利用Clion调用caffe的c++接口

版权声明：本文为博主原创文章，转载请注明出处。 https://blog.csdn.net/hjxu2016/article/details/83301912

之前简单学习了一下CMake的知识,现在就应用到caffe里.

CLION调用caffe关键是CMakeLists.txt文件的编写,涉及到一些CMake的知识.

首先用CLion建立一个caffeReadImgClassify工程,这时候发现工程目录下有main.cpp和CmakeLists.txt两个文件

看 CMakeLists.txt文件内容,注意,有的路径需要自己改变一下

cmake_minimum_required(VERSION 3.12) # 最低的CMAKE版本
project(caffeReadImgClassify)
# 可以用这个指令定义工程的名称,并指定工程支持的语言,语言列表是可以忽略的,默认情况表示支持所有语言
# 这个指令还隐式定义了两个cmake变量 projectname_BINARY_DIR 和 projectname_SOURCE_DIR,因为采用的是内部编
#　译,两个变量目前指的是工作所在路径，如果是外部编译，两者所指代的内容会有所不同，但是如果改变工程名，
# 那么这两个变量也需要修改，那会很麻烦，所有，建议直接使用PROJECT_BINARY_DIR 和 PROJECT_SOURCE_DIR
# 外部编译时,PROJECT_BINATY_DIR指的是编译路径, PROJECT_SOURCE_DIR指工程路径

set(CMAKE_CXX_STANDARD 14)  #用来定义显式变量

include_directories(/home/hjxu/git/caffe/include
        /usr/local/cuda/include /usr/include/opencv
        /usr/include/boost
        /home/hjxu/git/caffe/.build_release/src)
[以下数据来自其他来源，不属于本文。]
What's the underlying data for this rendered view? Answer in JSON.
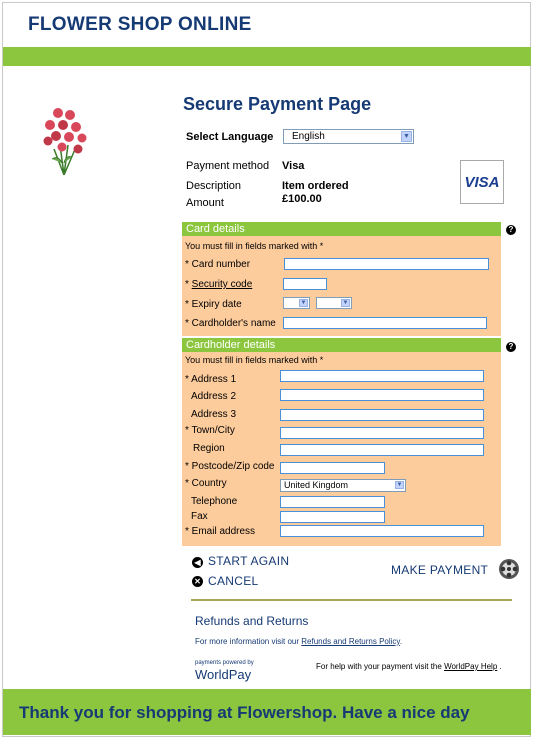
{
  "shop": {
    "title": "FLOWER SHOP ONLINE"
  },
  "page": {
    "title": "Secure Payment Page"
  },
  "language": {
    "label": "Select Language",
    "selected": "English"
  },
  "payment": {
    "method_label": "Payment method",
    "method_value": "Visa",
    "description_label": "Description",
    "description_value": "Item ordered",
    "amount_label": "Amount",
    "amount_value": "£100.00",
    "card_logo": "VISA"
  },
  "card_details": {
    "header": "Card details",
    "note": "You must fill in fields marked with *",
    "card_number_label": "* Card number",
    "security_code_prefix": "* ",
    "security_code_label": "Security code",
    "expiry_label": "* Expiry date",
    "cardholder_name_label": "* Cardholder's name"
  },
  "cardholder_details": {
    "header": "Cardholder details",
    "note": "You must fill in fields marked with *",
    "address1_label": "* Address 1",
    "address2_label": "Address 2",
    "address3_label": "Address 3",
    "town_label": "* Town/City",
    "region_label": "Region",
    "postcode_label": "* Postcode/Zip code",
    "country_label": "* Country",
    "country_value": "United Kingdom",
    "telephone_label": "Telephone",
    "fax_label": "Fax",
    "email_label": "* Email address"
  },
  "help_icon_glyph": "?",
  "actions": {
    "start_again": "START AGAIN",
    "cancel": "CANCEL",
    "make_payment": "MAKE PAYMENT"
  },
  "refunds": {
    "title": "Refunds and Returns",
    "text_prefix": "For more information visit our ",
    "link": "Refunds and Returns Policy",
    "text_suffix": "."
  },
  "worldpay": {
    "caption": "payments powered by",
    "logo": "WorldPay",
    "help_prefix": "For help with your payment visit the ",
    "help_link": "WorldPay Help",
    "help_suffix": " ."
  },
  "footer": {
    "text": "Thank you for shopping at Flowershop. Have a nice day"
  },
  "colors": {
    "brand_green": "#8cc63e",
    "panel_peach": "#fdcc9d",
    "navy": "#163a74"
  },
  "icons": [
    "flower-bouquet-icon",
    "help-icon",
    "dropdown-arrow-icon",
    "start-again-icon",
    "cancel-icon",
    "make-payment-icon"
  ]
}
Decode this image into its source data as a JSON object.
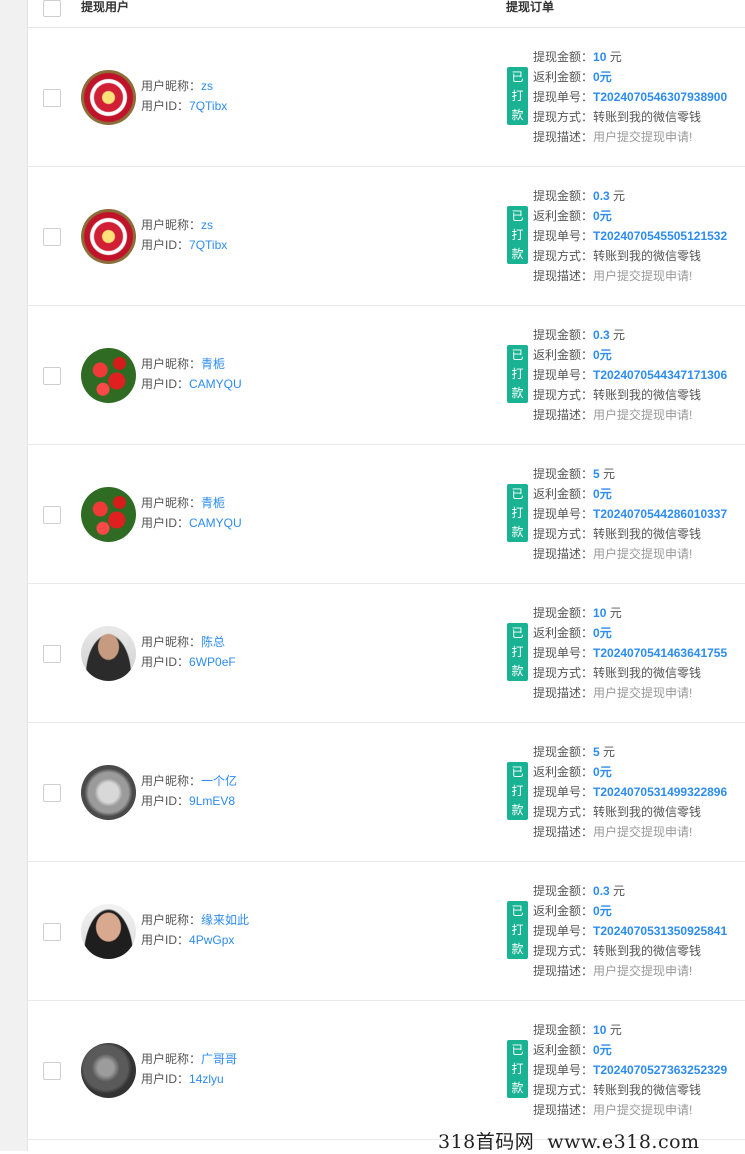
{
  "header": {
    "col_user": "提现用户",
    "col_order": "提现订单"
  },
  "labels": {
    "nickname": "用户昵称：",
    "user_id": "用户ID：",
    "amount": "提现金额：",
    "rebate": "返利金额：",
    "order_no": "提现单号：",
    "method": "提现方式：",
    "desc": "提现描述："
  },
  "rows": [
    {
      "avatar": "flower-avatar",
      "nickname": "zs",
      "uid": "7QTibx",
      "status": "已打款",
      "amount": "10",
      "unit": "元",
      "rebate": "0元",
      "order_no": "T2024070546307938900",
      "method": "转账到我的微信零钱",
      "desc": "用户提交提现申请!"
    },
    {
      "avatar": "flower-avatar",
      "nickname": "zs",
      "uid": "7QTibx",
      "status": "已打款",
      "amount": "0.3",
      "unit": "元",
      "rebate": "0元",
      "order_no": "T2024070545505121532",
      "method": "转账到我的微信零钱",
      "desc": "用户提交提现申请!"
    },
    {
      "avatar": "roses-avatar",
      "nickname": "青栀",
      "uid": "CAMYQU",
      "status": "已打款",
      "amount": "0.3",
      "unit": "元",
      "rebate": "0元",
      "order_no": "T2024070544347171306",
      "method": "转账到我的微信零钱",
      "desc": "用户提交提现申请!"
    },
    {
      "avatar": "roses-avatar",
      "nickname": "青栀",
      "uid": "CAMYQU",
      "status": "已打款",
      "amount": "5",
      "unit": "元",
      "rebate": "0元",
      "order_no": "T2024070544286010337",
      "method": "转账到我的微信零钱",
      "desc": "用户提交提现申请!"
    },
    {
      "avatar": "man-avatar",
      "nickname": "陈总",
      "uid": "6WP0eF",
      "status": "已打款",
      "amount": "10",
      "unit": "元",
      "rebate": "0元",
      "order_no": "T2024070541463641755",
      "method": "转账到我的微信零钱",
      "desc": "用户提交提现申请!"
    },
    {
      "avatar": "pot-avatar",
      "nickname": "一个亿",
      "uid": "9LmEV8",
      "status": "已打款",
      "amount": "5",
      "unit": "元",
      "rebate": "0元",
      "order_no": "T2024070531499322896",
      "method": "转账到我的微信零钱",
      "desc": "用户提交提现申请!"
    },
    {
      "avatar": "man2-avatar",
      "nickname": "缘来如此",
      "uid": "4PwGpx",
      "status": "已打款",
      "amount": "0.3",
      "unit": "元",
      "rebate": "0元",
      "order_no": "T2024070531350925841",
      "method": "转账到我的微信零钱",
      "desc": "用户提交提现申请!"
    },
    {
      "avatar": "dark-avatar",
      "nickname": "广哥哥",
      "uid": "14zlyu",
      "status": "已打款",
      "amount": "10",
      "unit": "元",
      "rebate": "0元",
      "order_no": "T2024070527363252329",
      "method": "转账到我的微信零钱",
      "desc": "用户提交提现申请!"
    }
  ],
  "watermark": "318首码网  www.e318.com",
  "colors": {
    "accent": "#2d8cf0",
    "badge": "#19b394"
  }
}
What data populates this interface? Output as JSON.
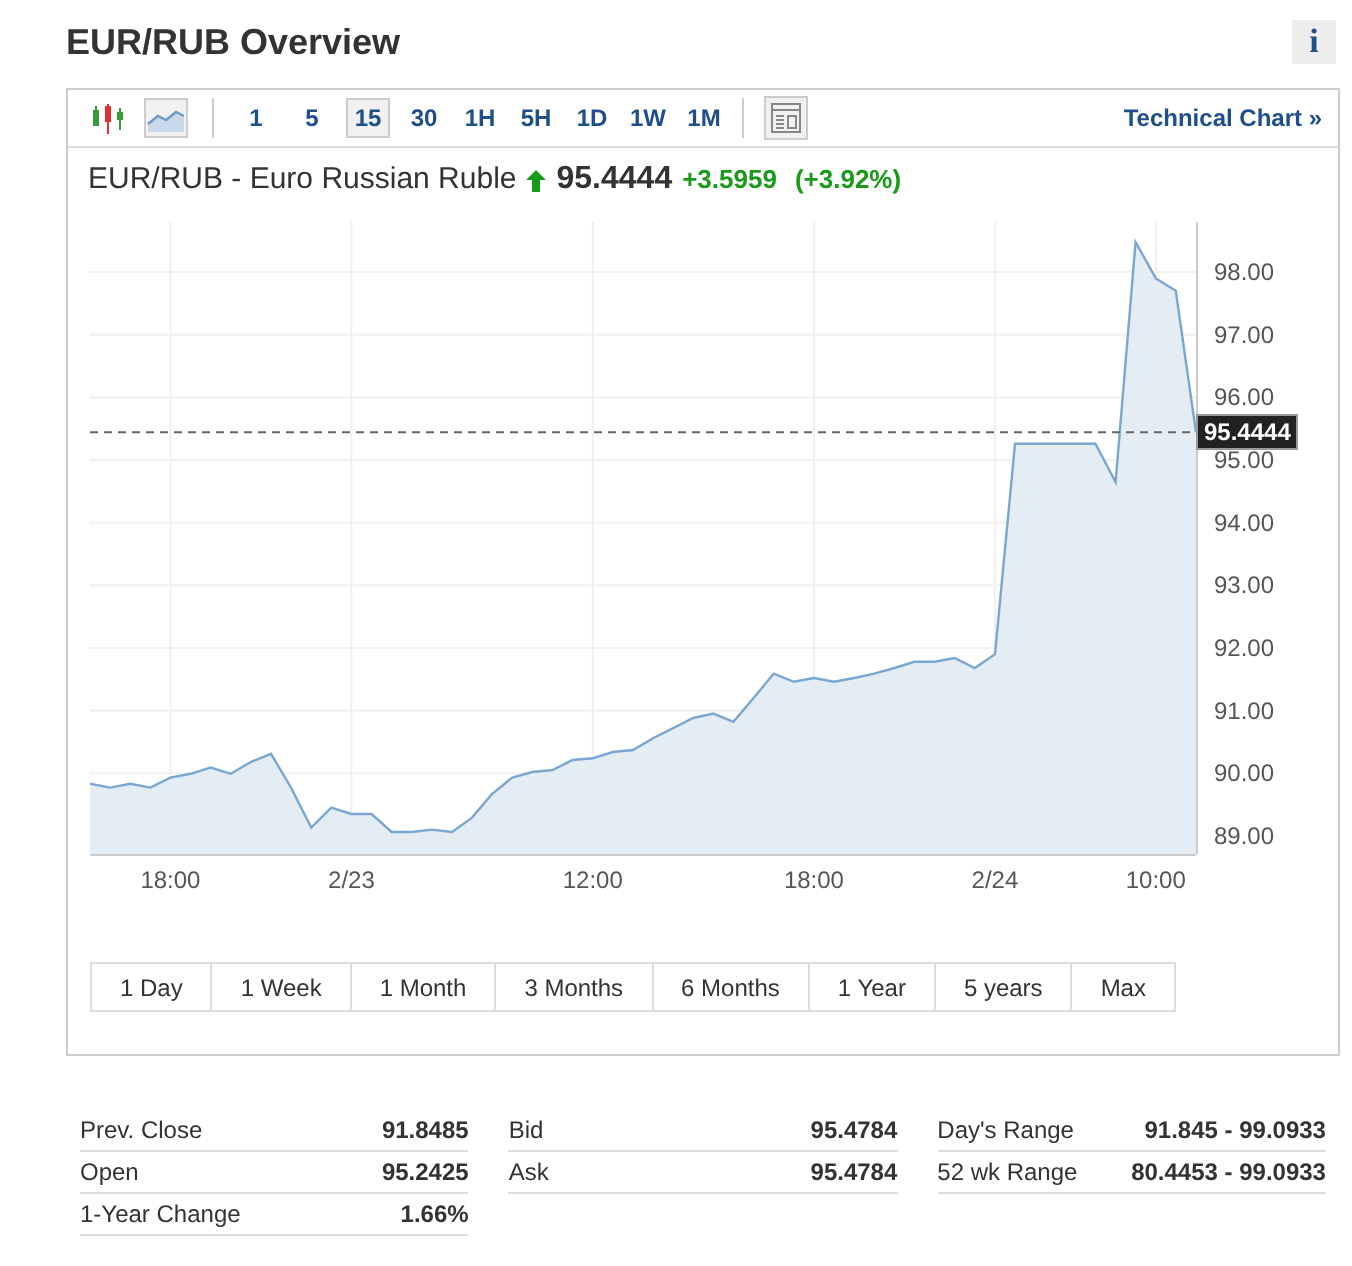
{
  "header": {
    "title": "EUR/RUB Overview",
    "info_button": "i"
  },
  "toolbar": {
    "chart_types": [
      {
        "kind": "candlestick",
        "selected": false
      },
      {
        "kind": "area",
        "selected": true
      }
    ],
    "intervals": [
      {
        "label": "1",
        "selected": false
      },
      {
        "label": "5",
        "selected": false
      },
      {
        "label": "15",
        "selected": true
      },
      {
        "label": "30",
        "selected": false
      },
      {
        "label": "1H",
        "selected": false
      },
      {
        "label": "5H",
        "selected": false
      },
      {
        "label": "1D",
        "selected": false
      },
      {
        "label": "1W",
        "selected": false
      },
      {
        "label": "1M",
        "selected": false
      }
    ],
    "technical_chart_link": "Technical Chart »"
  },
  "quote": {
    "name": "EUR/RUB - Euro Russian Ruble",
    "price": "95.4444",
    "change": "+3.5959",
    "change_percent": "(+3.92%)"
  },
  "chart": {
    "chart_data": {
      "type": "area",
      "categories": [
        null,
        null,
        null,
        null,
        "18:00",
        null,
        null,
        null,
        null,
        null,
        null,
        null,
        null,
        "2/23",
        null,
        null,
        null,
        null,
        null,
        null,
        null,
        null,
        null,
        null,
        null,
        "12:00",
        null,
        null,
        null,
        null,
        null,
        null,
        null,
        null,
        null,
        null,
        "18:00",
        null,
        null,
        null,
        null,
        null,
        null,
        null,
        null,
        "2/24",
        null,
        null,
        null,
        null,
        null,
        null,
        null,
        "10:00",
        null,
        null
      ],
      "series": [
        {
          "color": "#7aa7d2",
          "values": [
            89.83,
            89.77,
            89.83,
            89.77,
            89.93,
            89.99,
            90.09,
            89.99,
            90.18,
            90.31,
            89.77,
            89.13,
            89.45,
            89.35,
            89.35,
            89.06,
            89.06,
            89.1,
            89.06,
            89.29,
            89.67,
            89.93,
            90.02,
            90.05,
            90.21,
            90.24,
            90.34,
            90.37,
            90.56,
            90.72,
            90.88,
            90.95,
            90.82,
            91.2,
            91.59,
            91.46,
            91.52,
            91.46,
            91.52,
            91.59,
            91.68,
            91.78,
            91.78,
            91.84,
            91.68,
            91.9,
            95.26,
            95.26,
            95.26,
            95.26,
            95.26,
            94.65,
            98.48,
            97.9,
            97.7,
            95.44
          ]
        }
      ],
      "ylim": [
        88.71,
        98.8
      ],
      "yticks": [
        {
          "value": 89,
          "label": "89.00"
        },
        {
          "value": 90,
          "label": "90.00"
        },
        {
          "value": 91,
          "label": "91.00"
        },
        {
          "value": 92,
          "label": "92.00"
        },
        {
          "value": 93,
          "label": "93.00"
        },
        {
          "value": 94,
          "label": "94.00"
        },
        {
          "value": 95,
          "label": "95.00"
        },
        {
          "value": 96,
          "label": "96.00"
        },
        {
          "value": 97,
          "label": "97.00"
        },
        {
          "value": 98,
          "label": "98.00"
        }
      ],
      "grid": true,
      "ref_lines": [
        {
          "axis": "y",
          "value": 95.4444,
          "label": "95.4444"
        }
      ]
    }
  },
  "ranges": [
    {
      "label": "1 Day",
      "selected": false
    },
    {
      "label": "1 Week",
      "selected": false
    },
    {
      "label": "1 Month",
      "selected": false
    },
    {
      "label": "3 Months",
      "selected": false
    },
    {
      "label": "6 Months",
      "selected": false
    },
    {
      "label": "1 Year",
      "selected": false
    },
    {
      "label": "5 years",
      "selected": false
    },
    {
      "label": "Max",
      "selected": false
    }
  ],
  "stats": {
    "columns": [
      [
        {
          "label": "Prev. Close",
          "value": "91.8485"
        },
        {
          "label": "Open",
          "value": "95.2425"
        },
        {
          "label": "1-Year Change",
          "value": "1.66%"
        }
      ],
      [
        {
          "label": "Bid",
          "value": "95.4784"
        },
        {
          "label": "Ask",
          "value": "95.4784"
        }
      ],
      [
        {
          "label": "Day's Range",
          "value": "91.845 - 99.0933"
        },
        {
          "label": "52 wk Range",
          "value": "80.4453 - 99.0933"
        }
      ]
    ]
  }
}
# INCLUDE_DIRECTORIES([AFTER|BEFORE] [SYSTEM] dir1 dir2 ...)
# 这条指令可以用来向工程中添加多个特定的头文件搜索路径, 路径之间用空格分割,如果路径中包含了空格,
# 可以用双引号将它括起来, 默认的行为是追加到当前头文件搜索路径的后面,当然,也可以通过两种方式来控制搜索路径添加的方式
# 一种方式:CMAKE_INCLUDE_DIRECORIES_BEFORE,通过SET这个cmake变量为on,可以将添加的头文件搜索路径放在已有路径的前面
# 第二种方式: 通过AFTER 或者 BEFORE 参数控制是追加还是置前

find_library(caffe /home/hjxu/git/caffe/build/lib)
# find_library(<VAR> name1 path1 path2 ...)
#  VAR变量表示要找的库的全路径, 包含库文件名


link_libraries("/home/hjxu/git/caffe/.build_release/lib/libcaffe.so"
        "/usr/lib/x86_64-linux-gnu/libglog.so"
        "/usr/lib/x86_64-linux-gnu/libboost_filesystem.so"
        "/usr/lib/x86_64-linux-gnu/libboost_system.so")
# LINL_LIBRARIES 添加需要库链接的库文件路径,这里是全路径

find_package(OpenCV REQUIRED)
# FIND_PACKAGE(<name> [major.minor] [QUIET] [NO_MODULE] [[REQUIRED|COMPONENTS] [componets...]])
# QUIET 会执行 caffeReadImgClassify_FIND_QUIETLY,如果不指定这个参数,就会执行
# MESSAGE(STATUS "Found caffeReadImgClassify: &{caffeReadImgClassify_LIBRARY}")
# REQUIRED 参数, 其含义是这个共享库是否是工程必须的,如果使用了这个参数,说明这个链接库是必须库,
# 如果找不到这个链接库,则工程不能编译,对应于.cmake模块中的HELLO_FIND_REQUIRED 变量

link_directories("/usr/local/lib/")
# 添加非标准共享库的搜索路径, 如果,在工程内部同时存在共享库和可执行二进制, 在编译时就需要指定一下这些共享库的路径.

set(SOURCE_FILES main.cpp)

add_executable(caffeReadImgClassify ${SOURCE_FILES})
# cmake会自动的在本目录查找main.c或者main.cpp等,但是最好不要投这个懒,万一目录中有 main.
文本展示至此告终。